First, a disclaimer: I like my job very much. I did not pick up The McMasters Guide To Homicide, Volume 1: Murder Your Employer for any reason other than my love of classic mysteries and the delightfully fussy cover.

Second, if you are looking for a classic mystery…this book is not it. Think of it instead as a cozy thriller, or a cross between Agatha Christie and PG Wodehouse: slyly clever, a little bonkers, with a good heart and lots of wordplay. 

The McMasters Conservatory for The Applied Arts is a secretive “Poison Ivy League” college specializing in the art of murder. Students looking to commit a specific “deletion” – one where the subject deserves their fate – can attend McMasters for an exorbitant fee and learn how to commit their crime undetected.
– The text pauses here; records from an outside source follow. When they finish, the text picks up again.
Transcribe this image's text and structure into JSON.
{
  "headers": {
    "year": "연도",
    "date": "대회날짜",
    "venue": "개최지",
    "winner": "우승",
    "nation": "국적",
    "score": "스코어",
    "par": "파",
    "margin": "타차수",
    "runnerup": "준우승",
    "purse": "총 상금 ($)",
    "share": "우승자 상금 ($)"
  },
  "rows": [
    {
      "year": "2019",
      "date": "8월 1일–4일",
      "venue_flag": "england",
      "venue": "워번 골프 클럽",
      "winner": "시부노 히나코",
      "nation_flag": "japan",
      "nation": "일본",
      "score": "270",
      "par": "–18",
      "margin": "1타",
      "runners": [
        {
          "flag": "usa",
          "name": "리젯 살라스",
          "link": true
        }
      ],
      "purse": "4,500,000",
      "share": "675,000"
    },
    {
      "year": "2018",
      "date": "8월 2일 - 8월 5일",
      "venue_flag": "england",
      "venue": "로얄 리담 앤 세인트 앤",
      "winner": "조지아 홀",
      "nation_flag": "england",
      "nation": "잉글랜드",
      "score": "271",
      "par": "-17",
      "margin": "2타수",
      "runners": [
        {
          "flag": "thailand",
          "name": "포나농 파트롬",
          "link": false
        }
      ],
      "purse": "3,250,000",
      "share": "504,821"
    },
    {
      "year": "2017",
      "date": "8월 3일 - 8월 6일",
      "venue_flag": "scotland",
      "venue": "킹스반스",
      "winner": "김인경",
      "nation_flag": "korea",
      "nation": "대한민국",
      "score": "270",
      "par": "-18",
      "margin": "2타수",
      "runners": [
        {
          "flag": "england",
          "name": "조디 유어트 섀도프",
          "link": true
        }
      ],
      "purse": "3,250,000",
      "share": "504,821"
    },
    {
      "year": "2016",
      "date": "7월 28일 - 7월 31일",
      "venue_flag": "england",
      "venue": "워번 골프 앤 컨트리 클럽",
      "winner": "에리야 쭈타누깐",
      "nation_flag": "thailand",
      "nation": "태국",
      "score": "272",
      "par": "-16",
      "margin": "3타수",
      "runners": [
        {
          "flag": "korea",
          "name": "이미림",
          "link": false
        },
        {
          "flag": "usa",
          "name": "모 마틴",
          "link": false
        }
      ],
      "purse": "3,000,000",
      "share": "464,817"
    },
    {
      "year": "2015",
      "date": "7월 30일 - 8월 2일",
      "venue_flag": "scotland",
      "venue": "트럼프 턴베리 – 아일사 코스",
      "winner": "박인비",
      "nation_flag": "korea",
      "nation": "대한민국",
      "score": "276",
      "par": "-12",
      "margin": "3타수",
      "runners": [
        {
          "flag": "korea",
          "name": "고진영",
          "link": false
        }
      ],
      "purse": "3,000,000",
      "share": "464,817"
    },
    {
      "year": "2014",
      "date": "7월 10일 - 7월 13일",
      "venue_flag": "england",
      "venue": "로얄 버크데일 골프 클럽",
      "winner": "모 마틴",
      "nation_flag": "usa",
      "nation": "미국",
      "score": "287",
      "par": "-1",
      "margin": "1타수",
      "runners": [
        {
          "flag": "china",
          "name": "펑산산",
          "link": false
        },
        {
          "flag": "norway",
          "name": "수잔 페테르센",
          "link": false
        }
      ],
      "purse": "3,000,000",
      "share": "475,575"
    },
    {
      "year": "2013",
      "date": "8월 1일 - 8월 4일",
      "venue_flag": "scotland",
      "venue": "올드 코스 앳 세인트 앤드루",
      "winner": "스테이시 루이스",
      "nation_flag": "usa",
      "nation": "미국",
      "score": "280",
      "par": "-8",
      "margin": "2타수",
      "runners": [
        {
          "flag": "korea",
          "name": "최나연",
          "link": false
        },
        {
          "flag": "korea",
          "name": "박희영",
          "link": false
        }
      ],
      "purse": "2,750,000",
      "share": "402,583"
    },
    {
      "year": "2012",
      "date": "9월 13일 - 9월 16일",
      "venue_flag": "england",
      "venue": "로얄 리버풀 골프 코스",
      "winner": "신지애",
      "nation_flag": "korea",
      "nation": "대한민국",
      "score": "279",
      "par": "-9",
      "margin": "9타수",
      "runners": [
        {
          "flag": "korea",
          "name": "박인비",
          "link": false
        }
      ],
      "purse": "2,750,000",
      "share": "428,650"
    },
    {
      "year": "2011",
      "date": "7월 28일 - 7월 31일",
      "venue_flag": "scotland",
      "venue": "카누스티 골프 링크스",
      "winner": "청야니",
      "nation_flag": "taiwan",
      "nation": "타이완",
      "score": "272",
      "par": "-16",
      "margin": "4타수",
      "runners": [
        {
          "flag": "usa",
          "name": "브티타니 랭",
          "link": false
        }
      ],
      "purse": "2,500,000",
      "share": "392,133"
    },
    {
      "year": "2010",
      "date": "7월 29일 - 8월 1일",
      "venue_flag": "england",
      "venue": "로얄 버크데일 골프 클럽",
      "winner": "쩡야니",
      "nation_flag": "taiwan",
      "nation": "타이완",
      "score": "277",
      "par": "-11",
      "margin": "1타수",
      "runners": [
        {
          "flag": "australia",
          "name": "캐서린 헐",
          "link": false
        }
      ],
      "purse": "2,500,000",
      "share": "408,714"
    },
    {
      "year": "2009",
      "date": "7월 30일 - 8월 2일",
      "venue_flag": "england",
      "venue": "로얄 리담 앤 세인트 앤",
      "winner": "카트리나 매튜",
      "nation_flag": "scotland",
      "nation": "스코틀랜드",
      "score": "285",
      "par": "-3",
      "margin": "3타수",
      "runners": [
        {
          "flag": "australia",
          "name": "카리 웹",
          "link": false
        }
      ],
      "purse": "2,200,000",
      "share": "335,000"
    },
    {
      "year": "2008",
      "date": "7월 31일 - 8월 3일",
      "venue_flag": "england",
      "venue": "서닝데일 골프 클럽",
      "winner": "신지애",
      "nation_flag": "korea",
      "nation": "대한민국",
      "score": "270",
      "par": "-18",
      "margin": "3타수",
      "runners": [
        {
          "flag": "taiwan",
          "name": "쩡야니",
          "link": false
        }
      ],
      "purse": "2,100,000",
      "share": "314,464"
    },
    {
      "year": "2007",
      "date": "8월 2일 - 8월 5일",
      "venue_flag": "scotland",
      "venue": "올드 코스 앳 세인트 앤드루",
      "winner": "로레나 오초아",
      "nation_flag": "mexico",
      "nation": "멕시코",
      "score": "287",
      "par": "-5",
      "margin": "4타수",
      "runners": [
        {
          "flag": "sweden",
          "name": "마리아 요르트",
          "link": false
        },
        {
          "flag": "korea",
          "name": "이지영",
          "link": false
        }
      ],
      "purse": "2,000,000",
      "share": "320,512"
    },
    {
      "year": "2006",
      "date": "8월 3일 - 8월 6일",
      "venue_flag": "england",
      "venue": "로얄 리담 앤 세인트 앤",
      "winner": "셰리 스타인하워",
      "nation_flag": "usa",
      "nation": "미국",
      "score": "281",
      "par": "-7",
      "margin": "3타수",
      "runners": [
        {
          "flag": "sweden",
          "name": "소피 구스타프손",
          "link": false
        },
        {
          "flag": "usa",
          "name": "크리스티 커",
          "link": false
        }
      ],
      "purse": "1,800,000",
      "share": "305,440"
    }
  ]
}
Their final exam: to delete their target. If they succeed, they graduate. If not, they are deleted. It’s the ultimate in pass-fail grading. 

Now, McMasters is publishing a how-to guide for the home audience. (Which seems to defy their insistence on secrecy, but our narrator explains the logic.) The Guide follows three aspiring deletists from the 1950s – Cliff, an aeronautical engineer; Gemma, a hospital administrator; and Doria, a former Hollywood starlet – all saddled with odious employers and good reason to wish them gone. We watch them acclimate to life at McMasters, navigate the often-treacherous competition, and refine their skills. And then we watch them take their final exam, with mixed results. 

Despite its vintage feel (Packard sedans! Payphones everywhere!) this is actually the inverse of a mystery. We know the killers, the victims, and the motives. But we also know that only two of the trio are successful, and therein lies the tension. Who will pass – and how? Who fails – and why? There’s very little onscreen blood, but there are plot twists and poetic justice galore, up to the very last page.

What really makes this story stand out is Rupert Holmes’ knack for wordplay and dark comedy – it’s a tall order to make a school full of killers funny without tipping into buffoonery, but the puns, double entendres, and bone-dry delivery are all perfectly balanced. You might not laugh out loud, but you’ll definitely snicker.

Murder Your Employer is (dare I say it?) criminally good – and a great fit for mystery readers who are eager for a fresh, funny twist on the genre.